Charcot-Leyden crystals: solving an enigma

Abstract

In this issue of Blood, Ueki et al elegantly demonstrate the active formation of Charcot-Leyden crystals (CLCs) during eosinophil cytolysis. After confirming the association of CLC deposition with eosinophilic inflammation and eosinophil plasma membrane disruption in tissue sections by light and electron microscopy, Ueki et al used a combination of sophisticated imaging techniques, including immunofluorescent time-lapse photography, to follow the course of CLC formation in vitro in response to a variety of stimuli that induce eosinophil extracellular trap death (EETosis). The association of CLC with the disintegration of eosinophils was proposed as early as the 1940s, and agents, such as Aerosol MA, which disrupt the integrity of eosinophils, were subsequently shown to promote CLC formation in vitro in the surrounding media. Ueki et al provide the first definitive evidence that CLC formation is energy-dependent and closely tied to the process of EETosis (see figure).

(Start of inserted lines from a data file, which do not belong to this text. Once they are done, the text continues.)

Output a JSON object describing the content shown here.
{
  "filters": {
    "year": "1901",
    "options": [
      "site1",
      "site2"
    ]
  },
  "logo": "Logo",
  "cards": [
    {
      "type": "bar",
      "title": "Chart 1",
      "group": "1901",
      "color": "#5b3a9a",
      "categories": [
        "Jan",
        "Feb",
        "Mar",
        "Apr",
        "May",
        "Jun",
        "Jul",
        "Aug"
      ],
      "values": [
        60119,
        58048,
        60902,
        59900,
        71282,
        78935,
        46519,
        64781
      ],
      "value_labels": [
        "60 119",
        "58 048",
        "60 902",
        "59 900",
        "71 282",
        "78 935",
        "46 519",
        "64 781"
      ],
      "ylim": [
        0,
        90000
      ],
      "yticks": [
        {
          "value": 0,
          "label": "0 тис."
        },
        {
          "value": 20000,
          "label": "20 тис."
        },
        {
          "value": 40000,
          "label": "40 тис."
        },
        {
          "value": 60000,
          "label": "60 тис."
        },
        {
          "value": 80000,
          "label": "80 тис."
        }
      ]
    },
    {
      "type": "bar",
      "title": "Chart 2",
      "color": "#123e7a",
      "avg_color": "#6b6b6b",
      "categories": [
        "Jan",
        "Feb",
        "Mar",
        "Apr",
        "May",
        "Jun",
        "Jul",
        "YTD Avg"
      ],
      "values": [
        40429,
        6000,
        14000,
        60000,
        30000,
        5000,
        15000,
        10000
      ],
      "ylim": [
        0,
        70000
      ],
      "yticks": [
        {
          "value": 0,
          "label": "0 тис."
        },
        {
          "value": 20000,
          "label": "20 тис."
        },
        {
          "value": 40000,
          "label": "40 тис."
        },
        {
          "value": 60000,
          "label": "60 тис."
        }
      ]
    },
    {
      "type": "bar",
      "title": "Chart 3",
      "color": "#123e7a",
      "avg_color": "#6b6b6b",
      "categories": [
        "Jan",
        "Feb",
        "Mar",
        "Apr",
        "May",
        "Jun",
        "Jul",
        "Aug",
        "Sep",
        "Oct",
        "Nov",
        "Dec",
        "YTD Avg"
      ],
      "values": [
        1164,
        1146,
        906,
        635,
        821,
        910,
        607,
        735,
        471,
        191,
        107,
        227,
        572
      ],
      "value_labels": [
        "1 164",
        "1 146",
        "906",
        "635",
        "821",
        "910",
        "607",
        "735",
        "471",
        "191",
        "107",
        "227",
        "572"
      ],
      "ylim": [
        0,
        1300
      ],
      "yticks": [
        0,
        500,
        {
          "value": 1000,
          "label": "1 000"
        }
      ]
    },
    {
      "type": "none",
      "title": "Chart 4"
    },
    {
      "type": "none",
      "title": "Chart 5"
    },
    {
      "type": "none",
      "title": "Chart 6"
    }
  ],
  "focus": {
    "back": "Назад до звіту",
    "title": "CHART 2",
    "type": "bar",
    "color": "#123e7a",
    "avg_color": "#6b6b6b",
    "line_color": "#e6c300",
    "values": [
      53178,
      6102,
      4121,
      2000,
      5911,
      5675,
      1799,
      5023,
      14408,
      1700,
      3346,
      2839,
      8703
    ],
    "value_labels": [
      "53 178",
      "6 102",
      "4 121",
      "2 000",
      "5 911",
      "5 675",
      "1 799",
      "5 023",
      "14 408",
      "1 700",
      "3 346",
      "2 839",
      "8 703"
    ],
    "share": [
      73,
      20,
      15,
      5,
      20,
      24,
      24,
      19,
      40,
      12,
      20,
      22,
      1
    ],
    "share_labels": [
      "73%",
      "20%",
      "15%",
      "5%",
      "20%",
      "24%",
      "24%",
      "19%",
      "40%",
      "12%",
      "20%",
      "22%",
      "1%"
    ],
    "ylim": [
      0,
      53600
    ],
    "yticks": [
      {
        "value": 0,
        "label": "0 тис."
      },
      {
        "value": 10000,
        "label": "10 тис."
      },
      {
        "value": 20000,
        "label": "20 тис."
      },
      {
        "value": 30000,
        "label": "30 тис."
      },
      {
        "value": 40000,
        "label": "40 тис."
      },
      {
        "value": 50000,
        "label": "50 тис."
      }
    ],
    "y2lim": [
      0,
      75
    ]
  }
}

EETosis mediates galectin-10 crystallization. The graphic shows the temporal course of galectin-10 crystallization in tissues. During stimuli-elicited EETosis, loss of regulated intracellular localization of galectin-10 occasionally causes galectin-10 crystallization in the cytoplasm before cell lysis. Galectin-10 is released by plasma membrane disintegration, which may result in extracellular crystallization by increasing local concentrations. Some galectin-10 is also budded from the plasma membrane within enveloped EVs. Thus, FEG, ETs, and galectin-10–containing EV were associated with varied sizes of CLC. Tissue macrophages can also take up galectin-10 and/or small CLC. ET, extracellular trap; EV, extracellular vesicle; FEG, free extracellular granule. See supplemental Figure 8 in the article by Ueki et al that begins on page 2183.